A less intensive, slower hike still comes with plenty of wonderful benefits like helping you unwind, gently building up your endurance, and generally giving you the opportunity to enjoy the world around you. So, don’t be afraid to go at your own pace and take your time. Aim to walk steadily, saving energy on flat areas for any hills you might encounter. Remember: think tortoise, not hare!
Always Tell Someone Where You Are
If you thought being hangry and tired was the worst thing that could happen to you on a hike, you’re in for an unhappy awakening. While going out on the trails is usually safe, it isn’t a guaranteed thing. All it takes is one accident, and you could be in serious trouble, and that’s not exactly something you want to play around with.

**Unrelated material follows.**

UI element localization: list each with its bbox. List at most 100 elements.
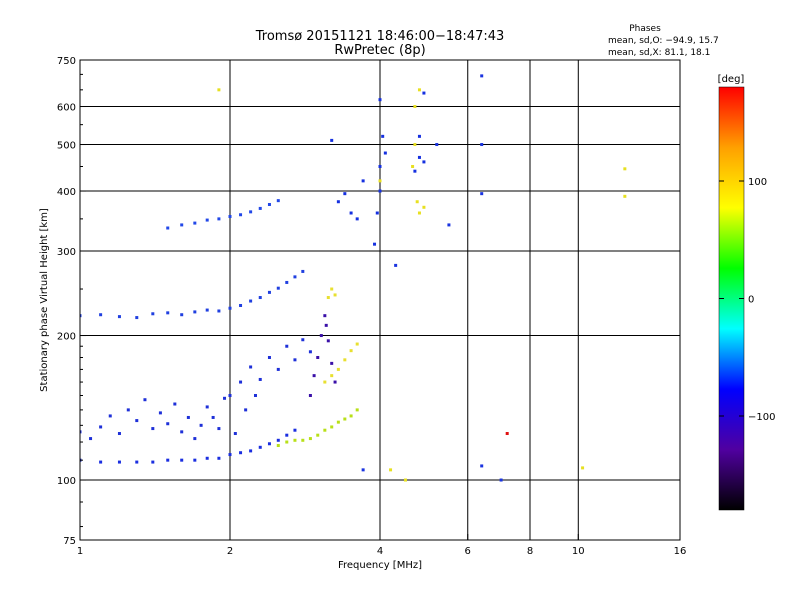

As such, be sure to take precautions and always tell someone where you are, your general route, and how long you think you’ll likely be gone. Yes, the odds of anything going wrong are relatively slim, making this step seem silly and unnecessary – but trust us. In the event that something bad does happen, you’ll be grateful to have someone in your corner. They can alert the proper authorities and make sure you’re safe and sound.
Get Proper Shoes
We know that you love your old beat-up trainers that practically have holes in them. But those things? They are not going to fly when you’re going hiking. Whatever sneaker you have lying around probably isn’t going to cut it on the trails, either, as the tough terrain calls for something more solid and sturdy. Instead, you’d be smart to pick up a nice pair of hiking boots.
Not necessarily the most fashion-forward thing you could put on your feet, but they’ll provide plenty of shock absorption, extra cushioning, and grip, something that’s a non-negotiable when you’re carrying backpacks around and might be traversing over slippery rocks. Just be sure to break them in first, though, and try to wear synthetic or wool socks to avoid any chafing or uncomfortable blisters.